Repeating and featuring a story makes a great deal of difference. How many people know about the massacre of between 500,000 and one million communists in Indonesia in 1965 and 1966? Very few. How do I know? I read it in the Times long ago. The news was there, but it wasn’t featured and wasn’t reported often enough. How many people know about the starvation of between 30 and 60 million people in China between 1959 and 1961? Not many, although the information is available and has appeared in articles and books, among them Hungry Ghosts by Jasper Becker. If the citizens of Nepal knew about the famine, the Maoist movement there would have no support. If the citizens of China knew that the famine was caused by Chairman Mao’s policies during the Great Leap Forward and not by a natural disaster, China would have a different government today. The Times still could run op-eds and magazine articles about this famine. The news would then get to China.

After the war was over, Arthur Hays Sulzberger was still a frightened fool. Leff writes, “He ended his membership in the old Spanish and Portuguese synagogue his forefathers founded because the congregation sang Hatikva at a gathering, and resigned as a trustee of Emanu-El.” (328) A distant relative of the Ochs family, Sulzberger’s in-laws, named Elsbet Midas Gerst, had written an account of her family’s flight to Holland, her years there, her capture, her 10-day train ride to Auschwitz without food or toilet facilities, and her rescue by the Soviet Army. No other complete telling of the World War II experiences of a single person had been published at that time. Other Ochs relatives sent this to Sulzberger, who forwarded it to the magazine editor with a note saying, “You will be interested in this, although I don’t suppose there is any news value in it.” (318) That was the end of that. Leff’s summary of Gerst’s account (294-95) suggests that a copy still exists. The Times could still run it in the magazine section. Perhaps some other publication (Jewish Currents?) could ask for a copy and print it.

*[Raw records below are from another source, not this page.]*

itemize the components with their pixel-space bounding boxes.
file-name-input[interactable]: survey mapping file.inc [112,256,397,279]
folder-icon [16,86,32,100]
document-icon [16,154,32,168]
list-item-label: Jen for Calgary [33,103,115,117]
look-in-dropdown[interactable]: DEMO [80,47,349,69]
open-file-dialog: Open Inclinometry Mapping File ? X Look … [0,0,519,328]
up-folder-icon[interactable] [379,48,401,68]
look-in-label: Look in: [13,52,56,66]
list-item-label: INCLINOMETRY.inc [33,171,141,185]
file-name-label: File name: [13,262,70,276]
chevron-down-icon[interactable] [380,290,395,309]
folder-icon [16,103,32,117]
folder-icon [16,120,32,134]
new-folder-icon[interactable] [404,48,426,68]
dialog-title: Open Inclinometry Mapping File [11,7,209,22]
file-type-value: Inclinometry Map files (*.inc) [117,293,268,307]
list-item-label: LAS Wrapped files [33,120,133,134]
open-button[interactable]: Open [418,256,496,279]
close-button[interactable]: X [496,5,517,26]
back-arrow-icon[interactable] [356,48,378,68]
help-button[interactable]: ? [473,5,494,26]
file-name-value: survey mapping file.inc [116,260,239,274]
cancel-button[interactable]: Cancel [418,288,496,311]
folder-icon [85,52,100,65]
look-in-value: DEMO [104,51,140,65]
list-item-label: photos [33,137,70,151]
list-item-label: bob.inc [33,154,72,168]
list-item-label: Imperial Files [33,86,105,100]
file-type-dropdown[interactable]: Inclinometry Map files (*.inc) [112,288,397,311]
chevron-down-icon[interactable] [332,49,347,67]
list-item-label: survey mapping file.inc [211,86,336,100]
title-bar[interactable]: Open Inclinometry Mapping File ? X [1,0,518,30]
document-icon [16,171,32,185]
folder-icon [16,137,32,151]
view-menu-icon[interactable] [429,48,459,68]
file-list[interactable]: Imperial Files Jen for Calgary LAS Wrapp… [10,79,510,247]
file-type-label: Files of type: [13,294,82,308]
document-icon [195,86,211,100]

Today, genocide is taking place in Darfur, but the Holocaust is over. However, there are people calling for the extermination of the Jews. One of them is the leader of Hezbollah, Sayyed Hassan Nasrallah, who, according to WorldNetDaily (October 23, 2002), has said “if they (Jews) all gather in Israel, it will save us the trouble of going after them worldwide.” The same Nasrallah, according to a report in The New York Sun by Pranay Gupte, spits on the ground when he mentions Jews (March 14, 2005). We are not told what he does when he is indoors. Now that Syrian forces have left Lebanon, Hezbollah may possibly become an important player in the government. The Times did not write about Nasrallah’s calls for genocide in the past, but if it turns out that he gains power, his views on the subject of Jews are quite important. A report in the Jewish Week on February 4, 2005 by its Washington correspondent, James D, Besser, says that a delegation of students from a Presbyterian seminary in San Francisco met with Hezbollah leaders in last June. The Presbyterian Church has decided to divest its holdings in companies doing business with Israel — not China or Saudi Arabia or Sudan — meaning they consider Israel the worst country on earth. The Times has given little attention to this issue.

Perhaps a change has taken place. An editorial on April 22, 2005, entitled “Crosses, Crescents and Stars” refers to the fact that Israel is the only nation on earth that may not join the International Federation of Red Cross and Red Crescent Societies. The issue is in the news because the American Red Cross is exerting pressure to end Israel’s isolation. But maybe there is another reason for the appearance of this editorial. Could it be a response to Laurel Leff’s book?

A version of this review appeared in the March/April 2006 issue of Jewish Currents.